Paulo Cugini
No
Caminho que a liturgia nos propõe neste tempo de Quaresma, caminho no qual
somos convidados a dar espaço ao Evangelho e à sua proposta de amor e de
justiça, no terceiro domingo somos convidados a verificar a nossa relação com a
religião. De que religião viemos? Esta é a pergunta que a liturgia
atual parece nos fazer. Não só isso, mas ao mesmo tempo que nos
questionamos sobre o Deus em que acreditamos, também somos chamados a avaliar a
nossa forma de estar no mundo, a compreender que relação temos com a
criação.
“Tirem
daqui estas coisas e não façam da casa de meu Pai um mercado” (Jo 2, 16).
Jesus
mostra-nos que o rosto de Deus é o rosto do Pai e, por isso, há
proximidade. Teria gostado de encontrar no templo um ambiente de
proximidade ao Pai, um ambiente de relação filial, e em vez disso encontra um
mercado com comerciantes, sinal de um processo de degradação que o templo
viveu, a ponto de não mesmo percebendo isso. Este é, sem dúvida, um
aspecto do problema. Quando se perde o contato com o conteúdo da
revelação, a matéria vai assimilando e incorporando progressivamente também o
que é espiritual e, neste caso, a vida do templo, a ponto de levar a pensar que
o templo se identifica com o mercado, com o negócio. Talvez este seja um
dos danos mais graves que a vida religiosa, desligada das suas origens, pode
causar no coração das pessoas, perdendo de vista a finalidade da relação com o
Pai. Em Jesus, o Pai aproximou-se de cada pessoa e, consequentemente, já
não há necessidade de oferecer sacrifícios ou de fazer sacrifícios (os famosos
pequenos sacrifícios!), mas de seguir o seu exemplo, entregando gratuitamente a
nossa vida aos nossos irmãos e a as irmãs que encontramos, especialmente as
mais frágeis e as excluídas da religião. Ao fazer morada entre nós (Jo
1,14) Jesus inicia o processo de dessacralização da religião, mostrando que a
partir de agora tudo é sagrado, porque tudo foi criado pelo Pai, que deseja uma
relação de proximidade com Ele Os ritos e liturgias deveria, portanto, exprimir
o sinal desta proximidade e, ao mesmo tempo, demonstrar um novo modo de estar
no mundo, não mais marcado pelos jogos de interesses, mas pelo amor gratuito,
pelo serviço desinteressado.
“Ele
falou do templo do seu corpo” (Jo 2,21).
É
difícil compreender a profundidade das palavras de Jesus, sobretudo porque
surgem no contexto de uma cultura e de uma religião que durante séculos
desprezou o corpo, considerando-o um obstáculo à vida espiritual, por ser sede
de paixões, emoções, o que pode distrair quem busca a intimidade com Deus.

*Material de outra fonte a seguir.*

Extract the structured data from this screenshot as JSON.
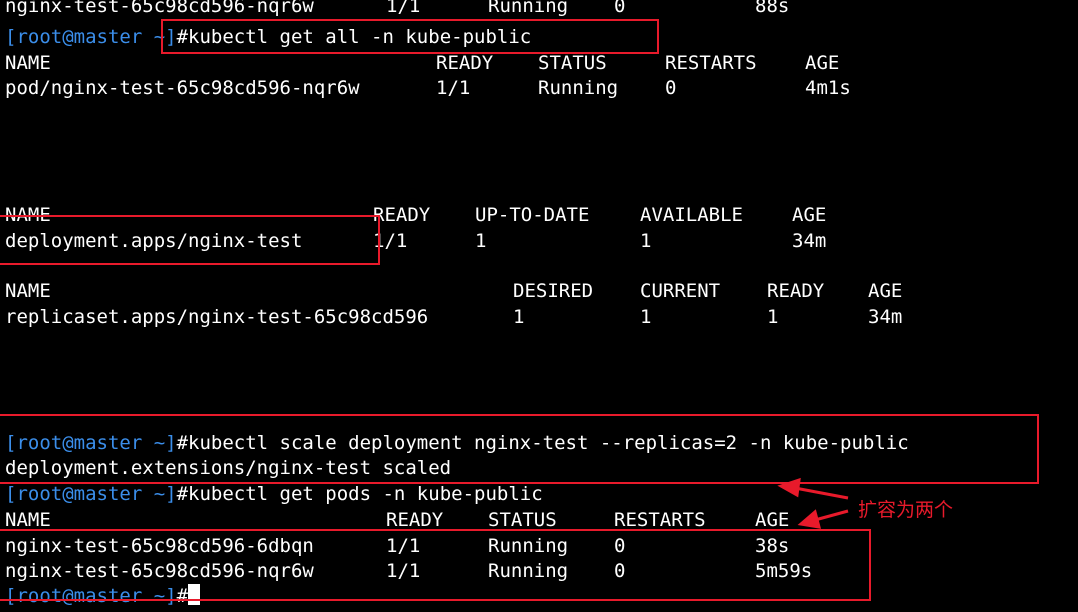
{
  "colors": {
    "background": "#000000",
    "prompt": "#3b8eea",
    "text": "#ffffff",
    "highlight": "#e81a2b"
  },
  "prev_line": {
    "name": "nginx-test-65c98cd596-nqr6w",
    "ready": "1/1",
    "status": "Running",
    "restarts": "0",
    "age": "88s"
  },
  "cmd1": {
    "prompt": "[root@master ~]",
    "text": "#kubectl get all -n kube-public"
  },
  "pods_table": {
    "headers": [
      "NAME",
      "READY",
      "STATUS",
      "RESTARTS",
      "AGE"
    ],
    "rows": [
      [
        "pod/nginx-test-65c98cd596-nqr6w",
        "1/1",
        "Running",
        "0",
        "4m1s"
      ]
    ]
  },
  "deploy_table": {
    "headers": [
      "NAME",
      "READY",
      "UP-TO-DATE",
      "AVAILABLE",
      "AGE"
    ],
    "rows": [
      [
        "deployment.apps/nginx-test",
        "1/1",
        "1",
        "1",
        "34m"
      ]
    ]
  },
  "rs_table": {
    "headers": [
      "NAME",
      "DESIRED",
      "CURRENT",
      "READY",
      "AGE"
    ],
    "rows": [
      [
        "replicaset.apps/nginx-test-65c98cd596",
        "1",
        "1",
        "1",
        "34m"
      ]
    ]
  },
  "cmd2": {
    "prompt": "[root@master ~]",
    "text": "#kubectl scale deployment nginx-test --replicas=2 -n kube-public",
    "output": "deployment.extensions/nginx-test scaled"
  },
  "cmd3": {
    "prompt": "[root@master ~]",
    "text": "#kubectl get pods -n kube-public"
  },
  "pods2_table": {
    "headers": [
      "NAME",
      "READY",
      "STATUS",
      "RESTARTS",
      "AGE"
    ],
    "rows": [
      [
        "nginx-test-65c98cd596-6dbqn",
        "1/1",
        "Running",
        "0",
        "38s"
      ],
      [
        "nginx-test-65c98cd596-nqr6w",
        "1/1",
        "Running",
        "0",
        "5m59s"
      ]
    ]
  },
  "final_prompt": {
    "prompt": "[root@master ~]",
    "text": "#"
  },
  "annotation": {
    "text": "扩容为两个"
  }
}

Jesus inverte completamente a perspectiva ao afirmar que o corpo não só não
impede o encontro com Deus, mas o facilita, porque o corpo é o santuário do
Espírito. Relegar a possibilidade de encontro com Deus a um único lugar
fechado feito de pedras significa limitar severamente o encontro das pessoas
com Deus e abrir a porta para o controle incondicional de alguém sobre a esfera
do divino. Até Paulo, na sua carta aos Coríntios, chega ao ponto de
afirmar que: “Não sabeis que o vosso corpo é o templo do Espírito Santo que
está em vós?” (1 Cor 6, 19). Existem contaminações culturais ou
religiosas que, à distância, são avaliadas como positivas, porque abrem a
discussão para horizontes novos e inexplorados; e há contaminações que são
nocivas, porque desfiguram a mensagem evangélica, inserindo conteúdos negativos
numa mensagem puramente positiva. Um desses encontros que prejudicou a
proposta do Evangelho diz respeito à perspectiva antropológica do platonismo,
que se infiltrou no cristianismo que, sem pensar muito, desenvolveu ao longo
dos séculos seguintes uma visão negativa do corpo e da sexualidade totalmente
estranha à perspectiva aberta por Jesus: O corpo como templo do Espírito
significa a máxima valorização da vida pessoal e comunitária, porque é com o
corpo que nos relacionamos com os outros, com a natureza, com o cosmos. É
nesta linha que é possível desenvolver uma espiritualidade positiva da criação,
da harmonia do homem e da mulher com a natureza circundante, aspectos raramente
desenvolvidos pela espiritualidade católica. Neste tempo de Quaresma
somos, portanto, chamados a avaliar não só a nossa relação com a criação, mas
também e sobretudo no contexto sócio-político em que vivemos, o nosso
contributo para a criação de um mundo saudável, atento à natureza, respeitoso
da todos os aspectos da vida, colaboradores de uma construção harmoniosa da
criação em que tudo se relaciona com tudo.